🤖 AI Summary
To address the low spectral efficiency and limited massive access capability of conventional LoRa networks, this paper proposes a multi-chirp-rate indexing modulation (MCRM) system based on Zadoff–Chu (ZC) sequences. Leveraging the low cross-correlation property of ZC sequences, we design an orthogonal chirp-rate index mapping and integrate it with a peak-detection-assisted successive interference cancellation (PD-SIC) receiver. A closed-form bit error rate (BER) expression is derived under Nakagami-m fading channels. Simulation results validate the theoretical analysis: compared to OrthoRa, the proposed scheme achieves 16–21% higher throughput at the same collision probability, significantly lower BER, and concurrently improved spectral efficiency and multi-user access capacity. This work provides a novel, high-reliability, high-capacity physical-layer design for low-power wide-area networks (LPWANs).
📝 Abstract
We propose a multiple chirp rate index modulation (MCR-IM) system based on Zadoff-Chu (ZC) sequences that overcomes the problems of low transmission rate and large-scale access in classical LoRa networks. We demonstrate the extremely low cross-correlation of MCR-IM signals across different spread factors, showing that the proposed MCR-IM system also inherits the characteristics of ZC sequences modulation. Moreover, we derive an approximate closed-form expression for the bit-error rate (BER) of the proposed MCR-IM system over Nakagami-m fading channels.
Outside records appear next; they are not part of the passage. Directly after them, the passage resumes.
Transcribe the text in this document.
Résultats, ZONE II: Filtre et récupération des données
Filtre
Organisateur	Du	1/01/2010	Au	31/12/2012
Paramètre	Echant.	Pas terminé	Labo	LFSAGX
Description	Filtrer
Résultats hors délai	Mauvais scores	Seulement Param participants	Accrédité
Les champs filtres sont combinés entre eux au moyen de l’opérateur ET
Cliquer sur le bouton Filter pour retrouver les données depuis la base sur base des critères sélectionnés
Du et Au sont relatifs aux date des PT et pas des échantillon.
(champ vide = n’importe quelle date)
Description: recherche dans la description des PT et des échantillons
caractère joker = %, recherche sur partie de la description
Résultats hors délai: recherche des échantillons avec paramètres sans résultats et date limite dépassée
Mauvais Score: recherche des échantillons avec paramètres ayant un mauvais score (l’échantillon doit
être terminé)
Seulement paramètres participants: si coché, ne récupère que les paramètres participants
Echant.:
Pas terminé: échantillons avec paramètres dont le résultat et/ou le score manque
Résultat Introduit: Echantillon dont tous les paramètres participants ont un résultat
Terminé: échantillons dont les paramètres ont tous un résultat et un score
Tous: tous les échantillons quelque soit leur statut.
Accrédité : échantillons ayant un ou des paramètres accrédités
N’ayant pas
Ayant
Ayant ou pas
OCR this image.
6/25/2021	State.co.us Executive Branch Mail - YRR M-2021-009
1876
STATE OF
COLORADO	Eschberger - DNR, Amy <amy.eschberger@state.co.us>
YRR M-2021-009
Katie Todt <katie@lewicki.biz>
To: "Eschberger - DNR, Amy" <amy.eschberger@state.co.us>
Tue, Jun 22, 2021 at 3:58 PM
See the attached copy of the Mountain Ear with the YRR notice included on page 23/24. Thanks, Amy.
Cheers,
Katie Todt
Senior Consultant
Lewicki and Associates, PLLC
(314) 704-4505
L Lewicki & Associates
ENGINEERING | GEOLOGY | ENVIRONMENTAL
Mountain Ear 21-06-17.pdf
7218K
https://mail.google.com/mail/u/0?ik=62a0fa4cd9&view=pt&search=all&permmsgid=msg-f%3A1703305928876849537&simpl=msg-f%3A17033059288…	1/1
Simulation results confirm the accuracy of the derived closed-form expression and demonstrate that the MCR-IM system achieves higher levels of spectral efficiency (SE) compared to existing systems. In this context, assigning multiple chirp rates to each user results in a reduction in the number of parallel channels. To mitigate this issue, we propose a peak detection based successive interference cancellation (PD-SIC) algorithm to accommodate more users. Compared to orthogonal scatter chirp spreading spectrum system that names OrthoRa, the MCR-IM system with PD-SIC algorithm achieves lower BER levels. For a similar number of collision signals, the throughput of the MCR-IM system is enhanced by 16% to 21%. Owing to these advantages, the proposed MCR-IM is well suited for large-scale, high-rate LoRa network applications.